Nello spazio rarefatto della galleria, i nuovi lavori esprimono in maniera assai suggestiva la ricerca sui colori e il gesto naturale che ormai da tempo caratterizza l’opera di questa artista già passata per varie Biennali e Documenta oltre che presente nei principali musei statunitensi.
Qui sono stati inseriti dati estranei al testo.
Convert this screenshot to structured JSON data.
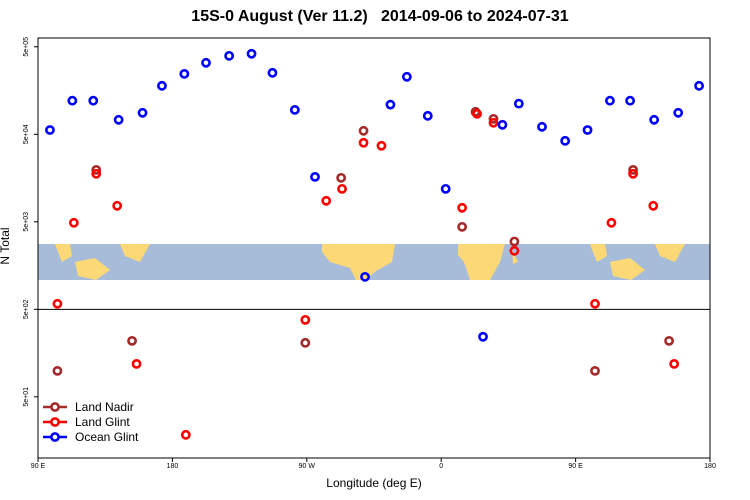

Evidente è il legame con un’estetica tipicamente orientale, che la stessa Steir ravvisa quale elemento fondante della propria attività. Prima di giungere -a seguito di un lungo viaggio in Giappone nel 1982- ad un simile tipo di poetica, la Steir si è distinta per una vorace frequentazione di tutte le principali correnti dell’arte contemporanea. Dal concettuale al minimalismo, con forti presupposti di action painting. Dedicandosi al contempo ad un appassionato approfondimento della storia della pittura, come dimostrano le numerose serie di esperimenti grafici e pittorici realizzati a partire da immagini di maestri quali Jan Brueghel o l’amatissimo Courbet. A partire dagli anni Ottanta, tuttavia, l’artista sembra voler delimitare con assoluto rigore il proprio ambito di espressione, con esiti che possono ben dirsi meditativi. L’acqua è senza dubbio il soggetto predominante nella sua iconografia,
Nei lavori in mostra l’acqua si esprime attraverso superfici dilavate in cui il colore cola con luminosa leggerezza, rapprendendosi in elementi di concentrata intensità: i pigmenti, lasciati estremamente liquidi, trovano così la loro strada assecondando i solchi della carta o i pori della tela. Ripercorrendo una memoria dell’acqua che, in alcuni casi almeno, pare ben ricordare le leggi silenziose dell’armonia naturale.